Background: Many genome-wide association studies pointed out that SLC2A9 gene, which encodes a voltage-driven urate transporter, SLC2A9/GLUT9 (a.k.a. URATv1), as one of the most influential genes for serum urate levels. SLC2A9 is reported to encode two splice variants: SLC2A9-S (512 amino acids) and SLC2A9-L (540 amino acids), only difference being at their N-termini. We investigated isoform-specific localization of SLC2A9 in the human kidney and role of N-terminal amino acids in differential sorting in vitro.

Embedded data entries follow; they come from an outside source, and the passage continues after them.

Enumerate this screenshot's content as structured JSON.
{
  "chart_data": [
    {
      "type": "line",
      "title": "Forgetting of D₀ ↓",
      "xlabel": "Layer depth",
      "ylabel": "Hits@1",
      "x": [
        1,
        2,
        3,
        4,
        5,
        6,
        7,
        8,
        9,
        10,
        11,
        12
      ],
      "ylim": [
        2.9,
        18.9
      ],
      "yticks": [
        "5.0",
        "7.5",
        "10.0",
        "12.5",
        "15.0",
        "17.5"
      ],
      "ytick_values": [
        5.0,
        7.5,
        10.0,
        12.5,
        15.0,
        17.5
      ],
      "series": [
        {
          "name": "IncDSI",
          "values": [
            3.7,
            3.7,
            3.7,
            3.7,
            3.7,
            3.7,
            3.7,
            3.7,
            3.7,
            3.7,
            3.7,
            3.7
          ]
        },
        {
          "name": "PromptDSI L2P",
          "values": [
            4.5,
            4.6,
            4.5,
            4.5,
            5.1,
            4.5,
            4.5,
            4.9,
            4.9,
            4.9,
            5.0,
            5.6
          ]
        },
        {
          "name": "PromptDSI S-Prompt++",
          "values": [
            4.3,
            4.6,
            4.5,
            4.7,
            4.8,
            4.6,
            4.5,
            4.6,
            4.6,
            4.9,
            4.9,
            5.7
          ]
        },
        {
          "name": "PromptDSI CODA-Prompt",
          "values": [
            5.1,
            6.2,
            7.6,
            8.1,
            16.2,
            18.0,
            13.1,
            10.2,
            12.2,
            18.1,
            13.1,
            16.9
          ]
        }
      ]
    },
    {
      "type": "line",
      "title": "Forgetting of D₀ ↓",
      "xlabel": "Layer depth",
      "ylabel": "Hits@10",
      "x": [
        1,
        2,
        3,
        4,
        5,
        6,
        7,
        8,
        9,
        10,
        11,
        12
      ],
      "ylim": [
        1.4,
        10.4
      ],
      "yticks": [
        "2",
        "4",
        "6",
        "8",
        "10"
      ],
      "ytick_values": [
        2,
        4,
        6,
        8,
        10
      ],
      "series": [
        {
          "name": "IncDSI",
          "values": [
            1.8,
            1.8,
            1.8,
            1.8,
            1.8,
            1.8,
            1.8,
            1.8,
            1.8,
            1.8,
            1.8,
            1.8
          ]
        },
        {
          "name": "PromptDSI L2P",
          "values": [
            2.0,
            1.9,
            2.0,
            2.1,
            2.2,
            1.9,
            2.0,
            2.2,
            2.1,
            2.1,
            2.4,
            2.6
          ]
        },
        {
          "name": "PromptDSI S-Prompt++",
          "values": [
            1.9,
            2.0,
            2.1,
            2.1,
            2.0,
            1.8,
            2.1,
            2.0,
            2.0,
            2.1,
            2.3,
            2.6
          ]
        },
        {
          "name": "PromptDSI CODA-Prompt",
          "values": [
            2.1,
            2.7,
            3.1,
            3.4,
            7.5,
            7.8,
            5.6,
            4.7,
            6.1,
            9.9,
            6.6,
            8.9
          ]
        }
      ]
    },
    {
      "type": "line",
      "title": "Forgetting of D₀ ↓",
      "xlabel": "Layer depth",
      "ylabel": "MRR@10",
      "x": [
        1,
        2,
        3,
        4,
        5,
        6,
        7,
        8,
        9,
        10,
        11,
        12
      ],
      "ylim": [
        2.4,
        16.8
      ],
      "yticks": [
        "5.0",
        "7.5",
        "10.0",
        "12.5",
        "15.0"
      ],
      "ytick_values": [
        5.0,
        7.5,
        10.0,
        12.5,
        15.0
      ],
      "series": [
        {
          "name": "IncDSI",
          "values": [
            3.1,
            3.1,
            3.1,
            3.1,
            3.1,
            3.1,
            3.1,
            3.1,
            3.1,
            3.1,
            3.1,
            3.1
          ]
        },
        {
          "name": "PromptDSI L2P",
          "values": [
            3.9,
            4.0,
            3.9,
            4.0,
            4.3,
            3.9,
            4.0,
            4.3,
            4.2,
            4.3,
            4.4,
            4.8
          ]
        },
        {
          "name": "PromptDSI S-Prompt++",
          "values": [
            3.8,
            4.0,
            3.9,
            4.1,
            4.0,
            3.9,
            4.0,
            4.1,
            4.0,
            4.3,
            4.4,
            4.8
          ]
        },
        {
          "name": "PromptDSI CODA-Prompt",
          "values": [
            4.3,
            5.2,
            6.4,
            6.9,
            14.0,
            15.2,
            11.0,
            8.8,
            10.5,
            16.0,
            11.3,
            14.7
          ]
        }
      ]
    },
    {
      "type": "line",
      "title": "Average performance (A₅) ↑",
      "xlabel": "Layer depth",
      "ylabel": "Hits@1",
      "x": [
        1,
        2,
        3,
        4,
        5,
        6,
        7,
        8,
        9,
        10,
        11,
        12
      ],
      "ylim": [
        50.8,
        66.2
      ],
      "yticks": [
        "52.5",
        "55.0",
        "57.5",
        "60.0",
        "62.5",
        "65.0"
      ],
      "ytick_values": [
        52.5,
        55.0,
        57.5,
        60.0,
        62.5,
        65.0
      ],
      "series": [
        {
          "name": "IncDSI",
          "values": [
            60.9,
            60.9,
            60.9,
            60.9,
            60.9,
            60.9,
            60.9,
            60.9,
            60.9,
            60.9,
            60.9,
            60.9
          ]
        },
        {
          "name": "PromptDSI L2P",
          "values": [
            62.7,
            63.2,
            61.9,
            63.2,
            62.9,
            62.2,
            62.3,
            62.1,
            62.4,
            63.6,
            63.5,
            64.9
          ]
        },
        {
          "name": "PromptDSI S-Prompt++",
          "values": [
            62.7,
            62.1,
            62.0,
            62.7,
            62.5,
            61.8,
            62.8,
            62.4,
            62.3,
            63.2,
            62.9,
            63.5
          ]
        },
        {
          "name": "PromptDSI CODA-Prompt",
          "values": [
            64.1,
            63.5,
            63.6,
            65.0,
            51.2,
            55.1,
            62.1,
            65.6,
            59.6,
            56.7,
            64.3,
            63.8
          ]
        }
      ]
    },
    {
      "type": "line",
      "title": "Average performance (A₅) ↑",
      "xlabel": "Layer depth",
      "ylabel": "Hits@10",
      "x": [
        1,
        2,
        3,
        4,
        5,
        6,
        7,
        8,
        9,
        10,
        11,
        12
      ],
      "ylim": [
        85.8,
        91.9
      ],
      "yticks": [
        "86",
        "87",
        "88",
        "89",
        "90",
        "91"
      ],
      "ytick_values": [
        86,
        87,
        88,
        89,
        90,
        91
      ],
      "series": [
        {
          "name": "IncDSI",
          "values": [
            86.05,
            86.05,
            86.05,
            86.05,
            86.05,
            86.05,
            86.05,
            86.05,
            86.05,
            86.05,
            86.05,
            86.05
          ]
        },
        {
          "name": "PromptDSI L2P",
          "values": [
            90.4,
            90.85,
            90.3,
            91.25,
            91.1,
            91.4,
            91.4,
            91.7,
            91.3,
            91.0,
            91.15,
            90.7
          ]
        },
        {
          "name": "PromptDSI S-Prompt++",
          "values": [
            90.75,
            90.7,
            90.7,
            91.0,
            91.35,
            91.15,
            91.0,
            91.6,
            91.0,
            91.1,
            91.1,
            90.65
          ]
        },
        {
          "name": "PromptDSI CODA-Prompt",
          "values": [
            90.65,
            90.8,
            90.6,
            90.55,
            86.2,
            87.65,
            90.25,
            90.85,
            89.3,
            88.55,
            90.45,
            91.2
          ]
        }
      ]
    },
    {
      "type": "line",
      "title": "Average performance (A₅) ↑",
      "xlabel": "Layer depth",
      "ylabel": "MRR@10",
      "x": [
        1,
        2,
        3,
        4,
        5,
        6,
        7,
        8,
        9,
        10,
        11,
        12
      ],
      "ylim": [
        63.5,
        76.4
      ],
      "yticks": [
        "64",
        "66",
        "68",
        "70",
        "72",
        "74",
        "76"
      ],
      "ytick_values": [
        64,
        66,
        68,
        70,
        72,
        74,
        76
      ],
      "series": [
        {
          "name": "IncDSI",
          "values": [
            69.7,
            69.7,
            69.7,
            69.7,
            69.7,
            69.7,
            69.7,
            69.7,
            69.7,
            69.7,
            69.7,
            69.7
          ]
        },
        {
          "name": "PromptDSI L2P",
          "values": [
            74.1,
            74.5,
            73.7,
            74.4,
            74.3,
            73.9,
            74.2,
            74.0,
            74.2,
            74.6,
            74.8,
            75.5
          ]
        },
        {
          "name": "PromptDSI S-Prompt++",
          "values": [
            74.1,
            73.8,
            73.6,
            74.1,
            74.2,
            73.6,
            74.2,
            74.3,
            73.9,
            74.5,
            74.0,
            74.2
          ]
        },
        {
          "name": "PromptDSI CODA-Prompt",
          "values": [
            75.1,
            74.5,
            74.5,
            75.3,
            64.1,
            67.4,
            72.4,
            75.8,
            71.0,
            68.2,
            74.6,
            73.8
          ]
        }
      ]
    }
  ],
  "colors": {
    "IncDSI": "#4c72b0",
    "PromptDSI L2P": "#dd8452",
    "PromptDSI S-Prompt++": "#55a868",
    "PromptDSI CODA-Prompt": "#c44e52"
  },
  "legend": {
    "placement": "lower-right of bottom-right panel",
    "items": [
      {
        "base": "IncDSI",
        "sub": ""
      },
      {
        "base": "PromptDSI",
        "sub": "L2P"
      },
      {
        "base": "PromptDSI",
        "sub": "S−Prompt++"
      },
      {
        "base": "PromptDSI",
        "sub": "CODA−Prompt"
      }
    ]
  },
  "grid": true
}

Methodology/principal findings: Isoform specific antibodies against SLC2A9 were developed and human kidney sections were stained. SLC2A9-S was expressed in the apical side of the collecting duct while SLC2A9-L was expressed in the basolateral side of the proximal tubule. GFP fused SLC2A9s were expressed in MDCK cells and intracellular localization was observed. SLC2A9-S was expressed at both apical and basolateral membranes, whereas SLC2A9-L was expressed only at the basolateral membrane. Although SLC2A9-L has a putative di-leucine motif at 33th and 34th leucine, deletion of the motif or replacement of leucine did not affect its subcellular localization. When up to 16 amino acids were removed from the N-terminal of SLC2A9-S or when up to 25 amino acids were removed from the N-terminal of SLC2A9-L, there was no change in their sorting. Deletion of 20 amino acids from SLC2A9-S was not expressed in the cell. More than 30 amino acids deletion from SLC2A9-L resulted in expression at both apical and basolateral membranes as well as in the lysosome. When amino acids from 25th and 30th were changed to alanine in SLC2A9-L, expression pattern was the same as wild-type.
Conclusions/significance: SLC2A9-L was expressed in the basolateral membrane of kidney proximal tubules in humans and this isoform is likely to responsible for urate reabsorption. N-terminal amino acids unique to each isoform played an important role in protein stability and trafficking.